Kommt her, meine Ratten. Habt nur Vertrauen! Lasst Euch nieder vor mir, auf diesen Steinen, welche meine Schritte speckig schlurften.

(Seite 7)

Kommt her, meine Leseratten, und lasst Euch berichten, welch spezielles Buch sich unlängst unter mein Binokel verirrte. Zunächst, ganz unscheinbar, machte es sich in der frühen Schau eines Münchner Verlages dünn und klein, um sich wie im Spiele vor einem Fänger zu verstecken. Fast schon hätte ich es übersehen zwischen all den bunten Seiten, doch ein wohl von Fortuna gelenkter Blick rückte das Werk letztlich noch in meinen Fokus, auf dass der Funke des Interesses übersprang und ich meinen Boten in die ferne Hauptstadt Bayerns schickte, mir das unscheinbare Büchlein zu besorgen. Als der Bote mir nach kräftezehrender Reise endlich das Päckchen übergab, war ich bass erstaunt ob des Umfangs des Romans – fast tausend Seiten lagen dort schwer in meinen Händen, eng bedruckt und schön gebunden. Nun denn, so sollte es sein. Ich gab dem Boten einen Schilling extra und den Rest der Woche frei, setzte mich in mein Fauteuil und begab mich auf eine ganz besondere Reise…

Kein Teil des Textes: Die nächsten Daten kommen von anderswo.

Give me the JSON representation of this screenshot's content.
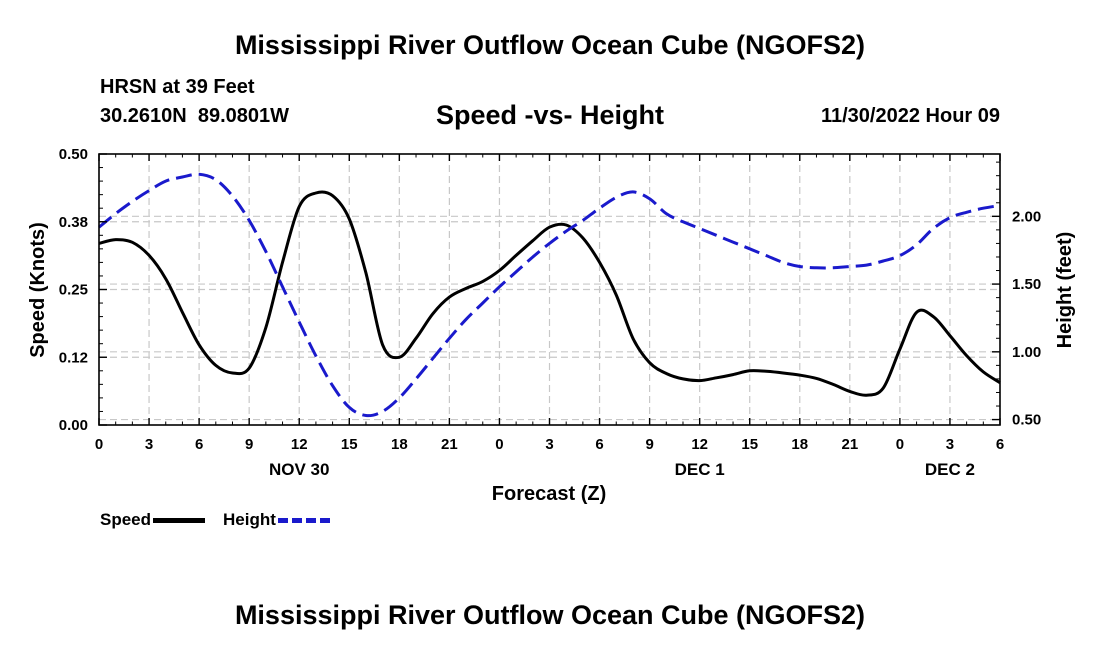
{
  "header": {
    "main_title": "Mississippi River Outflow Ocean Cube (NGOFS2)",
    "station": "HRSN at 39 Feet",
    "coords": "30.2610N  89.0801W",
    "subtitle": "Speed -vs- Height",
    "datetime": "11/30/2022 Hour 09",
    "footer_title": "Mississippi River Outflow Ocean Cube (NGOFS2)"
  },
  "legend": {
    "speed_label": "Speed",
    "height_label": "Height"
  },
  "colors": {
    "speed": "#000000",
    "height": "#1a1acc",
    "grid": "#c8c8c8"
  },
  "chart_data": {
    "type": "line",
    "xlabel": "Forecast (Z)",
    "x_unit": "hours since 2022-11-30 00Z",
    "xlim": [
      0,
      54
    ],
    "x_ticks": [
      0,
      3,
      6,
      9,
      12,
      15,
      18,
      21,
      24,
      27,
      30,
      33,
      36,
      39,
      42,
      45,
      48,
      51,
      54
    ],
    "x_tick_labels": [
      "0",
      "3",
      "6",
      "9",
      "12",
      "15",
      "18",
      "21",
      "0",
      "3",
      "6",
      "9",
      "12",
      "15",
      "18",
      "21",
      "0",
      "3",
      "6"
    ],
    "day_labels": [
      {
        "x": 12,
        "text": "NOV 30"
      },
      {
        "x": 36,
        "text": "DEC 1"
      },
      {
        "x": 51,
        "text": "DEC 2"
      }
    ],
    "y_left": {
      "label": "Speed (Knots)",
      "lim": [
        0,
        0.5
      ],
      "ticks": [
        0,
        0.125,
        0.25,
        0.375,
        0.5
      ],
      "tick_labels": [
        "0.00",
        "0.12",
        "0.25",
        "0.38",
        "0.50"
      ]
    },
    "y_right": {
      "label": "Height (feet)",
      "lim": [
        0.46,
        2.46
      ],
      "ticks": [
        0.5,
        1.0,
        1.5,
        2.0
      ],
      "tick_labels": [
        "0.50",
        "1.00",
        "1.50",
        "2.00"
      ]
    },
    "series": [
      {
        "name": "Speed",
        "axis": "left",
        "style": "solid",
        "x": [
          0,
          1,
          2,
          3,
          4,
          5,
          6,
          7,
          8,
          9,
          10,
          11,
          12,
          13,
          14,
          15,
          16,
          17,
          18,
          19,
          20,
          21,
          22,
          23,
          24,
          25,
          26,
          27,
          28,
          29,
          30,
          31,
          32,
          33,
          34,
          35,
          36,
          37,
          38,
          39,
          40,
          41,
          42,
          43,
          44,
          45,
          46,
          47,
          48,
          49,
          50,
          51,
          52,
          53,
          54
        ],
        "values": [
          0.335,
          0.342,
          0.337,
          0.313,
          0.27,
          0.208,
          0.148,
          0.11,
          0.096,
          0.105,
          0.18,
          0.3,
          0.403,
          0.428,
          0.423,
          0.38,
          0.28,
          0.148,
          0.125,
          0.16,
          0.205,
          0.236,
          0.252,
          0.265,
          0.285,
          0.313,
          0.34,
          0.365,
          0.369,
          0.345,
          0.3,
          0.24,
          0.16,
          0.115,
          0.095,
          0.085,
          0.082,
          0.087,
          0.093,
          0.1,
          0.099,
          0.096,
          0.092,
          0.086,
          0.075,
          0.062,
          0.055,
          0.068,
          0.14,
          0.208,
          0.2,
          0.165,
          0.128,
          0.098,
          0.078
        ]
      },
      {
        "name": "Height",
        "axis": "right",
        "style": "dashed",
        "x": [
          0,
          1,
          2,
          3,
          4,
          5,
          6,
          7,
          8,
          9,
          10,
          11,
          12,
          13,
          14,
          15,
          16,
          17,
          18,
          19,
          20,
          21,
          22,
          23,
          24,
          25,
          26,
          27,
          28,
          29,
          30,
          31,
          32,
          33,
          34,
          35,
          36,
          37,
          38,
          39,
          40,
          41,
          42,
          43,
          44,
          45,
          46,
          47,
          48,
          49,
          50,
          51,
          52,
          53,
          54
        ],
        "values": [
          1.92,
          2.02,
          2.11,
          2.19,
          2.26,
          2.29,
          2.31,
          2.27,
          2.15,
          1.97,
          1.74,
          1.48,
          1.22,
          0.97,
          0.75,
          0.59,
          0.53,
          0.56,
          0.66,
          0.8,
          0.95,
          1.1,
          1.24,
          1.36,
          1.48,
          1.59,
          1.7,
          1.8,
          1.89,
          1.97,
          2.06,
          2.14,
          2.18,
          2.13,
          2.02,
          1.96,
          1.91,
          1.86,
          1.81,
          1.76,
          1.71,
          1.66,
          1.63,
          1.62,
          1.62,
          1.63,
          1.64,
          1.67,
          1.71,
          1.79,
          1.91,
          1.99,
          2.03,
          2.06,
          2.08
        ]
      }
    ]
  }
}
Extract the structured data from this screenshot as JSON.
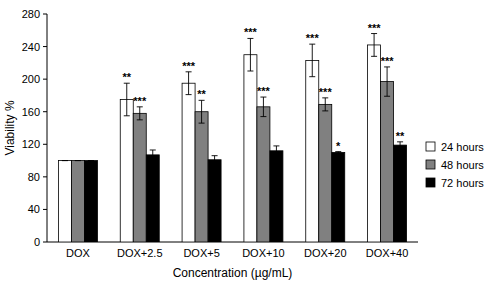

Wir schreiben das Jahr des Herren siebzehnhundertnochetwas. Erzählt wird das Leben des Uhrmachers Jakob Kainer, ein Name, den sich der Jüngling – nebst allerlei Fähigkeiten auf den Gebieten der Mechanik – erst in der zweiten Hälfte seines an Aufregung nicht armen Lebens aneignet. Jener Jakob sitzt im gammeligen Kerker einer Irrenanstalt und fraternisiert in Kot und Schimmel mit den Ratten der Gemäuer. Er sei ein Mörder, verrät er zu Beginn den gierigen Nagern. Ja, seine bloße Existenz schon begann mit dem Tode, indem er den Schoß seiner Mutter zerfetzte, auf dass diese sich nicht mehr davon erholte und aus dem Leben wich. Vom Vater auf Dauer missachtet und früh dem Hause verwiesen, beginnt der Bub eine Lehre in der Uhrenkunde im großen Wien, wo ihn nicht nur das Arbeitsleben in die Mangel nimmt, sondern auch der Zauber der makellosen Amalia, Tochter eines adeligen Kunden des Uhrengeschäfts seines Meisters. Monatelang versucht Jakob der Schönheit den Hof zu machen – und hat auch Erfolg mit seiner Balz –, doch eine Liebe über die gesellschaftlichen Stände hinaus ist nicht nur aussichtslos, sondern ferner auch verboten.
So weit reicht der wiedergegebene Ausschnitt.